Re: [RFC PATCH 4/4] x86/mm: write protect (most) page tables

From: Dave Hansen
Date: Mon Aug 23 2021 - 19:50:49 EST


On 8/23/21 6:25 AM, Mike Rapoport wrote:
> void ___pte_free_tlb(struct mmu_gather *tlb, struct page *pte)
> {
> + enable_pgtable_write(page_address(pte));
> pgtable_pte_page_dtor(pte);
> paravirt_release_pte(page_to_pfn(pte));
> paravirt_tlb_remove_table(tlb, pte);
> @@ -69,6 +73,7 @@ void ___pmd_free_tlb(struct mmu_gather *tlb, pmd_t *pmd)
> #ifdef CONFIG_X86_PAE
> tlb->need_flush_all = 1;
> #endif
> + enable_pgtable_write(pmd);
> pgtable_pmd_page_dtor(page);
> paravirt_tlb_remove_table(tlb, page);
> }

I would expected this to have leveraged the pte_offset_map/unmap() code
to enable/disable write access. Granted, it would enable write access
even when only a read is needed, but that could be trivially fixed with
having a variant like:

pte_offset_map_write()
pte_offset_unmap_write()

in addition to the existing (presumably read-only) versions:

pte_offset_map()
pte_offset_unmap()

Although those only work for the leaf levels, it seems a shame not to to
use them.

I'm also cringing a bit at hacking this into the page allocator.
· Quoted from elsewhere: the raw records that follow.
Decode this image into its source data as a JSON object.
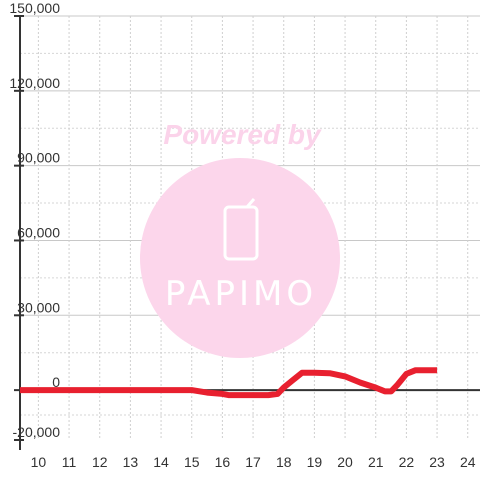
{
  "chart_data": {
    "type": "line",
    "title": "",
    "xlabel": "",
    "ylabel": "",
    "xlim": [
      9.4,
      24.4
    ],
    "ylim": [
      -20000,
      150000
    ],
    "x_ticks": [
      10,
      11,
      12,
      13,
      14,
      15,
      16,
      17,
      18,
      19,
      20,
      21,
      22,
      23,
      24
    ],
    "y_ticks": [
      -20000,
      0,
      30000,
      60000,
      90000,
      120000,
      150000
    ],
    "y_tick_labels": [
      "-20,000",
      "0",
      "30,000",
      "60,000",
      "90,000",
      "120,000",
      "150,000"
    ],
    "grid": true,
    "series": [
      {
        "color": "#e8202f",
        "x": [
          9.4,
          10,
          11,
          12,
          13,
          14,
          15,
          15.5,
          16,
          16.2,
          16.5,
          17,
          17.5,
          17.8,
          18,
          18.3,
          18.6,
          19,
          19.5,
          20,
          20.5,
          21,
          21.3,
          21.5,
          21.7,
          22,
          22.3,
          22.6,
          23
        ],
        "y": [
          0,
          0,
          0,
          0,
          0,
          0,
          0,
          -1000,
          -1500,
          -2000,
          -2000,
          -2000,
          -2000,
          -1500,
          1000,
          4000,
          7000,
          7000,
          6800,
          5500,
          3000,
          1000,
          -500,
          -500,
          2000,
          6500,
          8000,
          8000,
          8000
        ]
      }
    ]
  },
  "watermark": {
    "text": "Powered by",
    "logo": "PAPIMO",
    "circle_color": "#fcd6eb",
    "text_color": "#fbd3ea"
  }
}
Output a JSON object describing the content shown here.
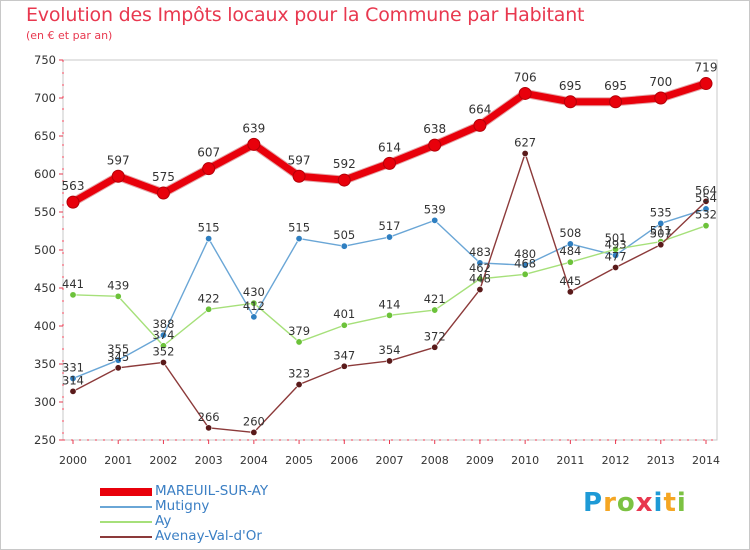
{
  "title": "Evolution des Impôts locaux pour la Commune par Habitant",
  "subtitle": "(en € et par an)",
  "logo": {
    "text": "Proxiti",
    "letters": [
      {
        "ch": "P",
        "color": "#1e9ad6"
      },
      {
        "ch": "r",
        "color": "#f5a623"
      },
      {
        "ch": "o",
        "color": "#7cc242"
      },
      {
        "ch": "x",
        "color": "#e8384f"
      },
      {
        "ch": "i",
        "color": "#1e9ad6"
      },
      {
        "ch": "t",
        "color": "#f5a623"
      },
      {
        "ch": "i",
        "color": "#7cc242"
      }
    ]
  },
  "chart_data": {
    "type": "line",
    "title": "Evolution des Impôts locaux pour la Commune par Habitant",
    "subtitle": "(en € et par an)",
    "xlabel": "",
    "ylabel": "",
    "x": [
      "2000",
      "2001",
      "2002",
      "2003",
      "2004",
      "2005",
      "2006",
      "2007",
      "2008",
      "2009",
      "2010",
      "2011",
      "2012",
      "2013",
      "2014"
    ],
    "ylim": [
      250,
      750
    ],
    "yticks": [
      250,
      300,
      350,
      400,
      450,
      500,
      550,
      600,
      650,
      700,
      750
    ],
    "grid": false,
    "legend_position": "bottom-left",
    "series": [
      {
        "name": "MAREUIL-SUR-AY",
        "color": "#e8000b",
        "marker_color": "#e8000b",
        "values": [
          563,
          597,
          575,
          607,
          639,
          597,
          592,
          614,
          638,
          664,
          706,
          695,
          695,
          700,
          719
        ],
        "labels": [
          "563",
          "597",
          "575",
          "607",
          "639",
          "597",
          "592",
          "614",
          "638",
          "664",
          "706",
          "695",
          "695",
          "700",
          "719"
        ]
      },
      {
        "name": "Mutigny",
        "color": "#6aa6d6",
        "marker_color": "#2f7fc1",
        "values": [
          331,
          355,
          388,
          515,
          412,
          515,
          505,
          517,
          539,
          483,
          480,
          508,
          493,
          535,
          554
        ],
        "labels": [
          "331",
          "355",
          "388",
          "515",
          "412",
          "515",
          "505",
          "517",
          "539",
          "483",
          "480",
          "508",
          "493",
          "535",
          "554"
        ]
      },
      {
        "name": "Ay",
        "color": "#a6e07a",
        "marker_color": "#6cc23a",
        "values": [
          441,
          439,
          374,
          422,
          430,
          379,
          401,
          414,
          421,
          462,
          468,
          484,
          501,
          511,
          532
        ],
        "labels": [
          "441",
          "439",
          "374",
          "422",
          "430",
          "379",
          "401",
          "414",
          "421",
          "462",
          "468",
          "484",
          "501",
          "511",
          "532"
        ]
      },
      {
        "name": "Avenay-Val-d'Or",
        "color": "#8c3a3a",
        "marker_color": "#5a1a1a",
        "values": [
          314,
          345,
          352,
          266,
          260,
          323,
          347,
          354,
          372,
          448,
          627,
          445,
          477,
          507,
          564
        ],
        "labels": [
          "314",
          "345",
          "352",
          "266",
          "260",
          "323",
          "347",
          "354",
          "372",
          "448",
          "627",
          "445",
          "477",
          "507",
          "564"
        ]
      }
    ]
  }
}
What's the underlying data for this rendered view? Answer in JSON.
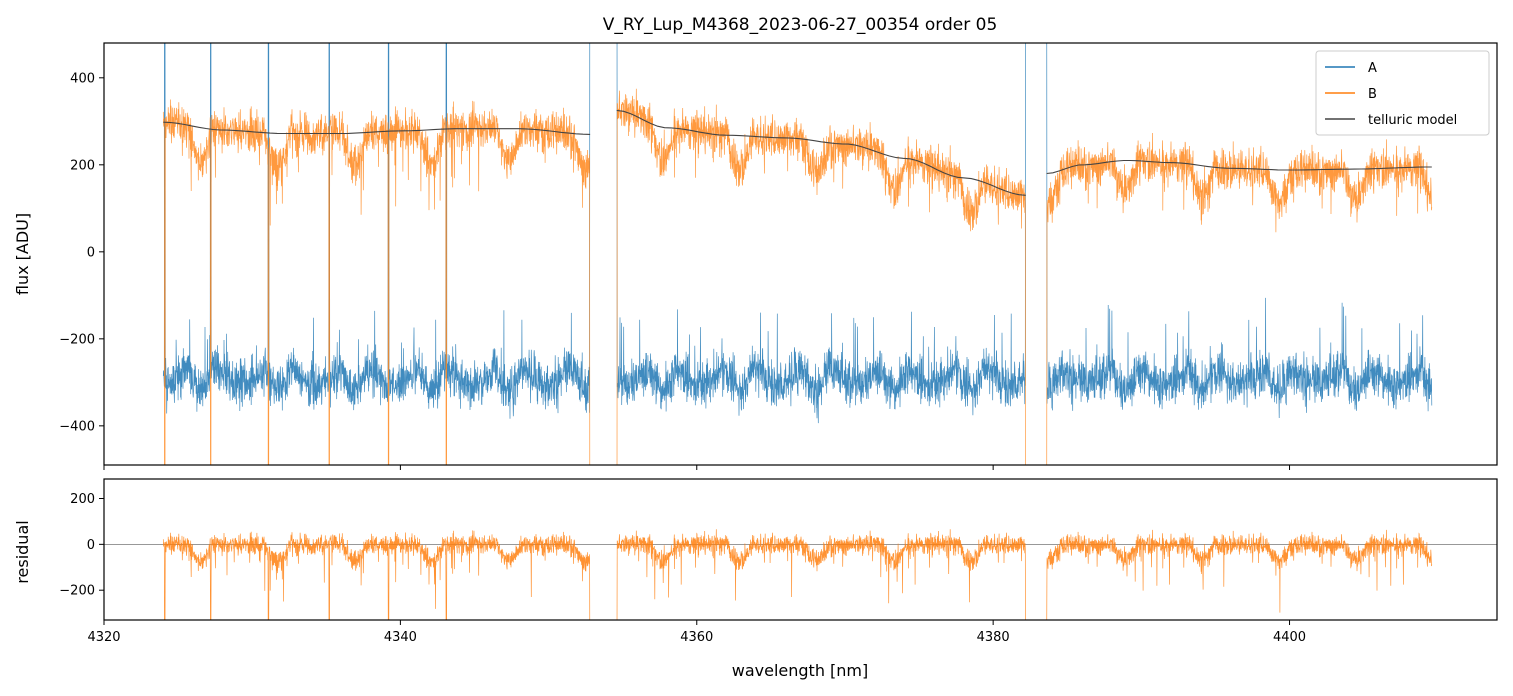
{
  "chart_data": [
    {
      "type": "line",
      "title": "V_RY_Lup_M4368_2023-06-27_00354  order 05",
      "xlabel": "",
      "ylabel": "flux [ADU]",
      "xlim": [
        4320,
        4414
      ],
      "ylim": [
        -490,
        480
      ],
      "yticks": [
        -400,
        -200,
        0,
        200,
        400
      ],
      "ytick_labels": [
        "−400",
        "−200",
        "0",
        "200",
        "400"
      ],
      "xticks": [
        4320,
        4340,
        4360,
        4380,
        4400
      ],
      "grid": false,
      "legend_position": "top-right",
      "segments": [
        [
          4324.0,
          4352.8
        ],
        [
          4354.6,
          4382.2
        ],
        [
          4383.6,
          4409.6
        ]
      ],
      "series": [
        {
          "name": "A",
          "color": "#1f77b4",
          "description": "noisy flux around -280 ADU with periodic dips and spikes",
          "baseline": -280,
          "noise_amplitude": 90
        },
        {
          "name": "B",
          "color": "#ff7f0e",
          "description": "noisy flux following the telluric model with periodic dips",
          "noise_amplitude": 80
        },
        {
          "name": "telluric model",
          "color": "#444444",
          "knots": [
            {
              "segment": 0,
              "x": [
                4324.0,
                4328,
                4332,
                4336,
                4340,
                4344,
                4348,
                4352.8
              ],
              "y": [
                298,
                280,
                272,
                272,
                278,
                283,
                283,
                270
              ]
            },
            {
              "segment": 1,
              "x": [
                4354.6,
                4358,
                4362,
                4366,
                4370,
                4374,
                4378,
                4382.2
              ],
              "y": [
                325,
                285,
                268,
                262,
                248,
                215,
                170,
                130
              ]
            },
            {
              "segment": 2,
              "x": [
                4383.6,
                4386,
                4389,
                4392,
                4396,
                4400,
                4404,
                4409.6
              ],
              "y": [
                180,
                200,
                210,
                205,
                192,
                188,
                190,
                195
              ]
            }
          ]
        }
      ]
    },
    {
      "type": "line",
      "title": "",
      "xlabel": "wavelength [nm]",
      "ylabel": "residual",
      "xlim": [
        4320,
        4414
      ],
      "ylim": [
        -330,
        285
      ],
      "yticks": [
        -200,
        0,
        200
      ],
      "ytick_labels": [
        "−200",
        "0",
        "200"
      ],
      "xticks": [
        4320,
        4340,
        4360,
        4380,
        4400
      ],
      "xtick_labels": [
        "4320",
        "4340",
        "4360",
        "4380",
        "4400"
      ],
      "grid": false,
      "reference_line_y": 0,
      "series": [
        {
          "name": "residual",
          "color": "#ff7f0e",
          "description": "noisy residual around 0 with periodic excursions",
          "noise_amplitude": 70
        }
      ]
    }
  ]
}
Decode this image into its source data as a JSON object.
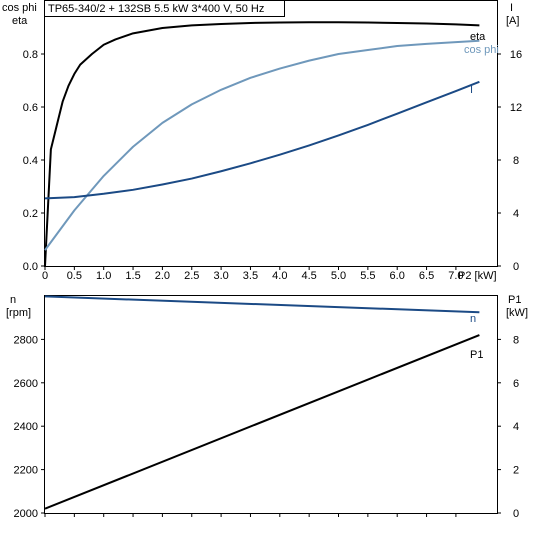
{
  "chart_data": [
    {
      "type": "line",
      "title": "TP65-340/2 + 132SB   5.5 kW   3*400 V, 50 Hz",
      "xlabel": "P2 [kW]",
      "xlim": [
        0,
        7.7
      ],
      "x_ticks": [
        "0",
        "0.5",
        "1.0",
        "1.5",
        "2.0",
        "2.5",
        "3.0",
        "3.5",
        "4.0",
        "4.5",
        "5.0",
        "5.5",
        "6.0",
        "6.5",
        "7.0"
      ],
      "x_tick_values": [
        0,
        0.5,
        1.0,
        1.5,
        2.0,
        2.5,
        3.0,
        3.5,
        4.0,
        4.5,
        5.0,
        5.5,
        6.0,
        6.5,
        7.0
      ],
      "y_left_label": [
        "cos phi",
        "eta"
      ],
      "y_left_lim": [
        0,
        1.0
      ],
      "y_left_ticks": [
        "0.0",
        "0.2",
        "0.4",
        "0.6",
        "0.8"
      ],
      "y_left_tick_values": [
        0,
        0.2,
        0.4,
        0.6,
        0.8
      ],
      "y_right_label": [
        "I",
        "[A]"
      ],
      "y_right_lim": [
        0,
        20
      ],
      "y_right_ticks": [
        "0",
        "4",
        "8",
        "12",
        "16"
      ],
      "y_right_tick_values": [
        0,
        4,
        8,
        12,
        16
      ],
      "grid": false,
      "series": [
        {
          "name": "eta",
          "axis": "left",
          "color": "#000000",
          "x": [
            0.0,
            0.1,
            0.2,
            0.3,
            0.4,
            0.5,
            0.6,
            0.8,
            1.0,
            1.2,
            1.5,
            2.0,
            2.5,
            3.0,
            3.5,
            4.0,
            4.5,
            5.0,
            5.5,
            6.0,
            6.5,
            7.0,
            7.4
          ],
          "values": [
            0.0,
            0.44,
            0.53,
            0.62,
            0.68,
            0.725,
            0.76,
            0.8,
            0.835,
            0.855,
            0.878,
            0.898,
            0.908,
            0.913,
            0.917,
            0.919,
            0.92,
            0.92,
            0.919,
            0.917,
            0.915,
            0.912,
            0.908
          ]
        },
        {
          "name": "cos phi",
          "axis": "left",
          "color": "#6f98bb",
          "x": [
            0.0,
            0.5,
            1.0,
            1.5,
            2.0,
            2.5,
            3.0,
            3.5,
            4.0,
            4.5,
            5.0,
            5.5,
            6.0,
            6.5,
            7.0,
            7.4
          ],
          "values": [
            0.06,
            0.21,
            0.34,
            0.45,
            0.54,
            0.61,
            0.665,
            0.71,
            0.745,
            0.775,
            0.8,
            0.815,
            0.83,
            0.838,
            0.845,
            0.85
          ]
        },
        {
          "name": "I",
          "axis": "right",
          "color": "#1b4a85",
          "x": [
            0.0,
            0.5,
            1.0,
            1.5,
            2.0,
            2.5,
            3.0,
            3.5,
            4.0,
            4.5,
            5.0,
            5.5,
            6.0,
            6.5,
            7.0,
            7.4
          ],
          "values": [
            5.1,
            5.2,
            5.45,
            5.75,
            6.15,
            6.6,
            7.15,
            7.75,
            8.4,
            9.1,
            9.85,
            10.65,
            11.5,
            12.35,
            13.2,
            13.9
          ]
        }
      ]
    },
    {
      "type": "line",
      "xlim": [
        0,
        7.7
      ],
      "y_left_label": [
        "n",
        "[rpm]"
      ],
      "y_left_lim": [
        2000,
        3000
      ],
      "y_left_ticks": [
        "2000",
        "2200",
        "2400",
        "2600",
        "2800"
      ],
      "y_left_tick_values": [
        2000,
        2200,
        2400,
        2600,
        2800
      ],
      "y_right_label": [
        "P1",
        "[kW]"
      ],
      "y_right_lim": [
        0,
        10
      ],
      "y_right_ticks": [
        "0",
        "2",
        "4",
        "6",
        "8"
      ],
      "y_right_tick_values": [
        0,
        2,
        4,
        6,
        8
      ],
      "grid": false,
      "series": [
        {
          "name": "n",
          "axis": "left",
          "color": "#1b4a85",
          "x": [
            0.0,
            7.4
          ],
          "values": [
            2998,
            2925
          ]
        },
        {
          "name": "P1",
          "axis": "right",
          "color": "#000000",
          "x": [
            0.0,
            7.4
          ],
          "values": [
            0.2,
            8.2
          ]
        }
      ]
    }
  ]
}
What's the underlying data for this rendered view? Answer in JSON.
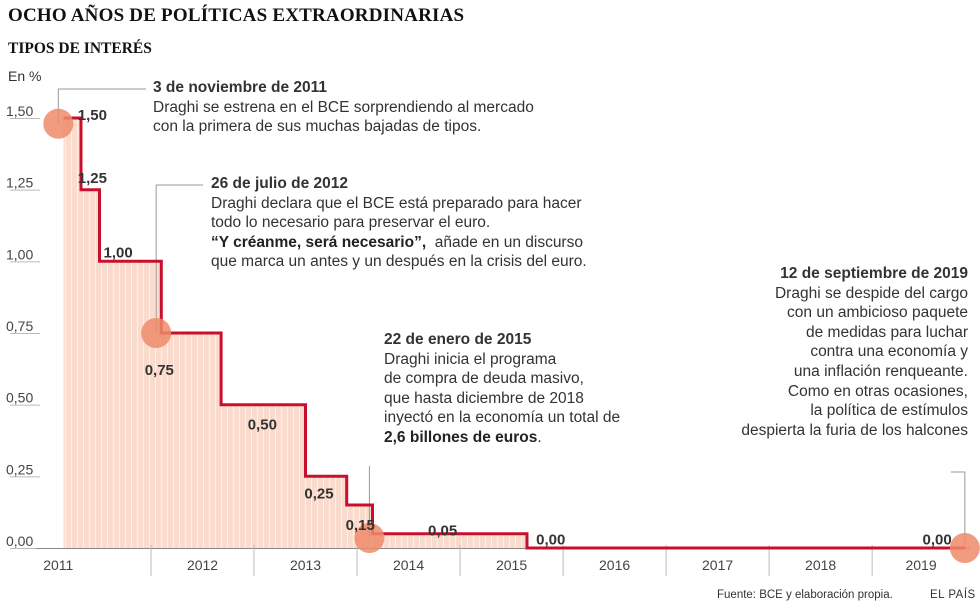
{
  "title": "OCHO AÑOS DE POLÍTICAS EXTRAORDINARIAS",
  "subtitle": "TIPOS DE INTERÉS",
  "unit": "En %",
  "source": "Fuente: BCE y elaboración propia.",
  "brand": "EL PAÍS",
  "colors": {
    "line": "#c8102e",
    "fill": "#f9dccd",
    "marker": "#ee8a6a",
    "guide": "#999999"
  },
  "chart_data": {
    "type": "area",
    "step": true,
    "title": "TIPOS DE INTERÉS",
    "ylabel": "En %",
    "ylim": [
      0,
      1.5
    ],
    "xlim": [
      2011.0,
      2019.95
    ],
    "yticks": [
      {
        "v": 0,
        "label": "0,00"
      },
      {
        "v": 0.25,
        "label": "0,25"
      },
      {
        "v": 0.5,
        "label": "0,50"
      },
      {
        "v": 0.75,
        "label": "0,75"
      },
      {
        "v": 1.0,
        "label": "1,00"
      },
      {
        "v": 1.25,
        "label": "1,25"
      },
      {
        "v": 1.5,
        "label": "1,50"
      }
    ],
    "xticks": [
      "2011",
      "2012",
      "2013",
      "2014",
      "2015",
      "2016",
      "2017",
      "2018",
      "2019"
    ],
    "steps": [
      {
        "x": 2011.15,
        "y": 1.5
      },
      {
        "x": 2011.32,
        "y": 1.25
      },
      {
        "x": 2011.5,
        "y": 1.0
      },
      {
        "x": 2012.1,
        "y": 0.75
      },
      {
        "x": 2012.68,
        "y": 0.5
      },
      {
        "x": 2013.5,
        "y": 0.25
      },
      {
        "x": 2013.9,
        "y": 0.15
      },
      {
        "x": 2014.15,
        "y": 0.05
      },
      {
        "x": 2015.65,
        "y": 0.0
      }
    ],
    "end_x": 2019.9,
    "value_labels": [
      {
        "x": 2011.25,
        "y": 1.5,
        "text": "1,50"
      },
      {
        "x": 2011.25,
        "y": 1.28,
        "text": "1,25"
      },
      {
        "x": 2011.5,
        "y": 1.02,
        "text": "1,00"
      },
      {
        "x": 2011.9,
        "y": 0.61,
        "text": "0,75"
      },
      {
        "x": 2012.9,
        "y": 0.42,
        "text": "0,50"
      },
      {
        "x": 2013.45,
        "y": 0.18,
        "text": "0,25"
      },
      {
        "x": 2013.85,
        "y": 0.07,
        "text": "0,15"
      },
      {
        "x": 2014.65,
        "y": 0.05,
        "text": "0,05"
      },
      {
        "x": 2015.7,
        "y": 0.02,
        "text": "0,00"
      },
      {
        "x": 2019.45,
        "y": 0.02,
        "text": "0,00"
      }
    ],
    "markers": [
      {
        "x": 2011.1,
        "y": 1.48
      },
      {
        "x": 2012.05,
        "y": 0.75
      },
      {
        "x": 2014.12,
        "y": 0.035
      },
      {
        "x": 2019.9,
        "y": 0.0
      }
    ]
  },
  "annotations": [
    {
      "date": "3 de noviembre de 2011",
      "lines": [
        "Draghi se estrena en el BCE sorprendiendo al mercado",
        "con la primera de sus muchas bajadas de tipos."
      ]
    },
    {
      "date": "26 de julio de 2012",
      "lines": [
        "Draghi declara que el BCE está preparado para hacer",
        "todo lo necesario para preservar el euro."
      ],
      "quote": "“Y créanme, será necesario”,",
      "quote_tail": "añade en un discurso",
      "lines2": [
        "que marca un antes y un después en la crisis del euro."
      ]
    },
    {
      "date": "22 de enero de 2015",
      "lines": [
        "Draghi inicia el programa",
        "de compra de deuda masivo,",
        "que hasta diciembre de 2018",
        "inyectó en la economía un total de"
      ],
      "bold": "2,6 billones de euros",
      "tail": "."
    },
    {
      "date": "12 de septiembre de 2019",
      "lines": [
        "Draghi se despide del cargo",
        "con un ambicioso paquete",
        "de medidas para luchar",
        "contra una economía y",
        "una inflación renqueante.",
        "Como en otras ocasiones,",
        "la política de estímulos",
        "despierta la furia de los halcones"
      ]
    }
  ]
}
A
*lot* of what you're trying to do with getting large allocations out and
splitting them up is done very well today by the slab allocators. It
might take some rearrangement of 'struct page' metadata to be more slab
friendly, but it does seem like a close enough fit to warrant investigating.